Top 12 Annoying Words And Phrases Of 2012
As we have moved into 2012, the media in all its forms has begun their lists of best of and worst of 2012. One such list includes words. In an article on CNN, author Thom Patterson reports about Lake Superior State University’s list of useless, overused, or misused terms from 2012. redOrbit discussed a few, but let’s delve into all 12 choices for 2012.
I had never heard this acronym before reading this article. Yolo, or you only live once, grew in popularity specifically through Twitter, which is why I had never heard it. I do not tweet, so I do not really know much about that social network’s world. Apparently, though, tweeters worldwide would use yolo as a philosophical phrase much in the way people use carpe diem. Now, though, tweeters are swearing off using it because “wannabe Twitter philosophers who think they’ve uncovered a deep secret of life” are the ones who ruined this clever little acronym.
2) Fiscal cliff
Man, I could not agree more with this. In the days and weeks prior to the financial deal reached late January 1, 2012, this phrase dominated news shows, sites, and cycles. I am actually interested in politics to an extent but I grew wary of the discussion. Media often uses buzz words and jargon to grab the attention of viewers, readers, and listeners. I do not like it. Buzz words and jargon often misrepresent or manipulate. I just wish media would use accurate descriptions like financial crisis. Thanks to this CNN article for pointing that simple descriptor out.
3) Kick the can down the road
Here is another example of political jargon used in discussions and debates. This cliché is seriously overused by pundits, politicians, and reporters. Why can’t they just say short-term fix?
4) Job creator or job creators
This phrase insights almost immediate disdain. It is class warfare at its finest, and politicians on both sides use it to manipulate voters. Gross.
5) Passion or passionate
I’m going to use exact language from the CNN article here because I couldn’t say it better myself.
“The popularity of this word results from the ‘bloating of the language of corporate life,’ Nunberg [a linguist from University of California at Berkley] says. ‘People are expected to manifest a kind of emotional attachment and investment in their jobs that wasn’t required back when jobs were a lot more secure.’”
I do love my jobs (both as a prof and a freelance writer), and I happen to be passionate about them. But sometimes a job is just a job…and that should be okay.

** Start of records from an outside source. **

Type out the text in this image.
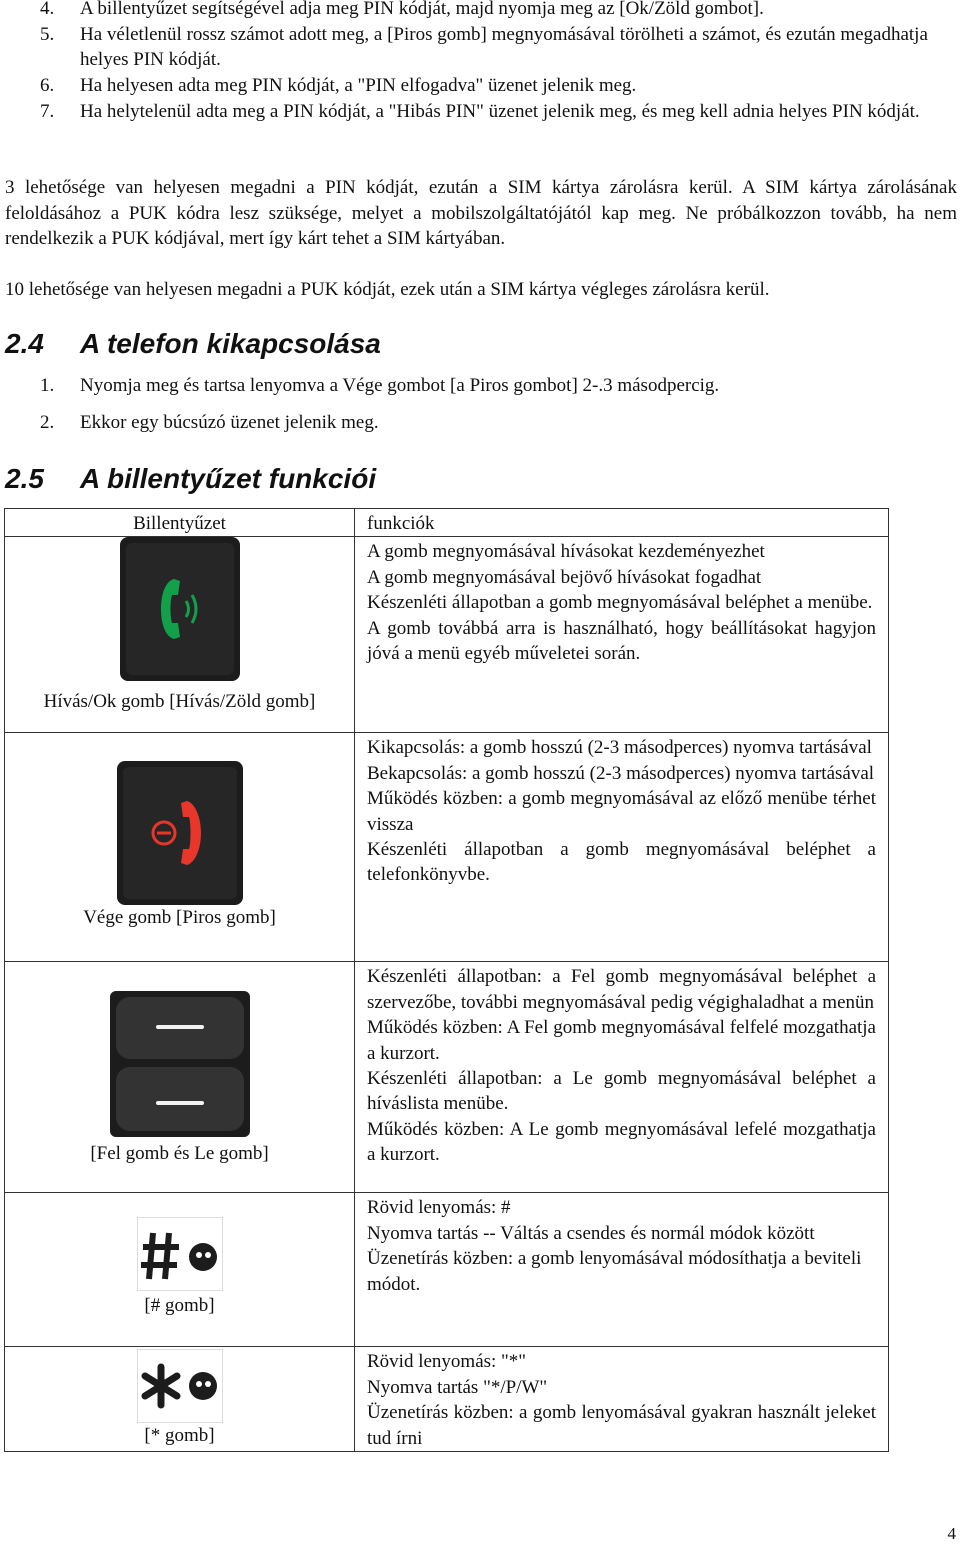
4. A billentyűzet segítségével adja meg PIN kódját, majd nyomja meg az [Ok/Zöld gombot].
5. Ha véletlenül rossz számot adott meg, a [Piros gomb] megnyomásával törölheti a számot, és ezután megadhatja helyes PIN kódját.
6. Ha helyesen adta meg PIN kódját, a "PIN elfogadva" üzenet jelenik meg.
7. Ha helytelenül adta meg a PIN kódját, a "Hibás PIN" üzenet jelenik meg, és meg kell adnia helyes PIN kódját.

3 lehetősége van helyesen megadni a PIN kódját, ezután a SIM kártya zárolásra kerül. A SIM kártya zárolásának feloldásához a PUK kódra lesz szüksége, melyet a mobilszolgáltatójától kap meg. Ne próbálkozzon tovább, ha nem rendelkezik a PUK kódjával, mert így kárt tehet a SIM kártyában.

10 lehetősége van helyesen megadni a PUK kódját, ezek után a SIM kártya végleges zárolásra kerül.

2.4 A telefon kikapcsolása
1. Nyomja meg és tartsa lenyomva a Vége gombot [a Piros gombot] 2-.3 másodpercig.
2. Ekkor egy búcsúzó üzenet jelenik meg.
2.5 A billentyűzet funkciói
Billentyűzet	funkciók

Hívás/Ok gomb [Hívás/Zöld gomb]	A gomb megnyomásával hívásokat kezdeményezhet
A gomb megnyomásával bejövő hívásokat fogadhat
Készenléti állapotban a gomb megnyomásával beléphet a menübe.
A gomb továbbá arra is használható, hogy beállításokat hagyjon jóvá a menü egyéb műveletei során.

Vége gomb [Piros gomb]	Kikapcsolás: a gomb hosszú (2-3 másodperces) nyomva tartásával
Bekapcsolás: a gomb hosszú (2-3 másodperces) nyomva tartásával
Működés közben: a gomb megnyomásával az előző menübe térhet vissza
Készenléti állapotban a gomb megnyomásával beléphet a telefonkönyvbe.

[Fel gomb és Le gomb]	Készenléti állapotban: a Fel gomb megnyomásával beléphet a szervezőbe, további megnyomásával pedig végighaladhat a menün
Működés közben: A Fel gomb megnyomásával felfelé mozgathatja a kurzort.
Készenléti állapotban: a Le gomb megnyomásával beléphet a híváslista menübe.
Működés közben: A Le gomb megnyomásával lefelé mozgathatja a kurzort.

[# gomb]	Rövid lenyomás: #
Nyomva tartás -- Váltás a csendes és normál módok között
Üzenetírás közben: a gomb lenyomásával módosíthatja a beviteli
módot.

[* gomb]	Rövid lenyomás: "*"
Nyomva tartás "*/P/W"
Üzenetírás közben: a gomb lenyomásával gyakran használt jeleket tud írni
4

If people weren’t so addicted to junk food, we would call these “superfoods” just food.
7) Boneless wings
Gosh, I did not know that these even existed, and I do not really understand how they can be wings without bones. What an interesting marketing plan. Interesting—is that the word I mean?
Isn’t it a little trendy to use trending in discussions? Here we have another example of an overused word that could pack a punch if used appropriately. Passion and trending should both hold power; instead, people misuse or overuse them. For these two words, that takes the power away from them.
9) Bucket list
I have to say I have never really liked this phrase because it implies that people are not doing what they want to do regularly thus they have to create a list to keep them focused on their desires. This seems a bit like unwitting surrender to the mundane. Instead of a bucket list, people should just do. Instead of just hypothetically discussing jumping out of an airplane, just do it.
10) Spoiler alert
In an attempt to warn others from finding out what happens, many people, tv shows, websites, and even radio programs have started to say this. It’s succinct, but it is also annoying.
It seems everyone is a guru of something these days. A guru is a spiritual teacher who imparts wisdom. It is not an easy role to achieve or fill. To say that one is a financial guru implies more than just someone who is good at finances. It implies a religious intent. It also lessens the importance of true gurus.
12) Double down
Too much poker. That’s all I have to say about that.
I’d like to add one word: literally. This word is so overused and misused that I can’t take it anymore. I’m literally losing my mind.
Okay, so here’s what I like about this list: it’s fun and lighthearted, and it brings these useless, overused, or misused words to our attention. I do not believe they should be stricken from the language because I do not believe in censorship of any kind. I do believe that we should use our words carefully and correctly. Lake Superior State University’s list of words shows us those that we don’t use correctly. My hope is we will start to use them more appropriately.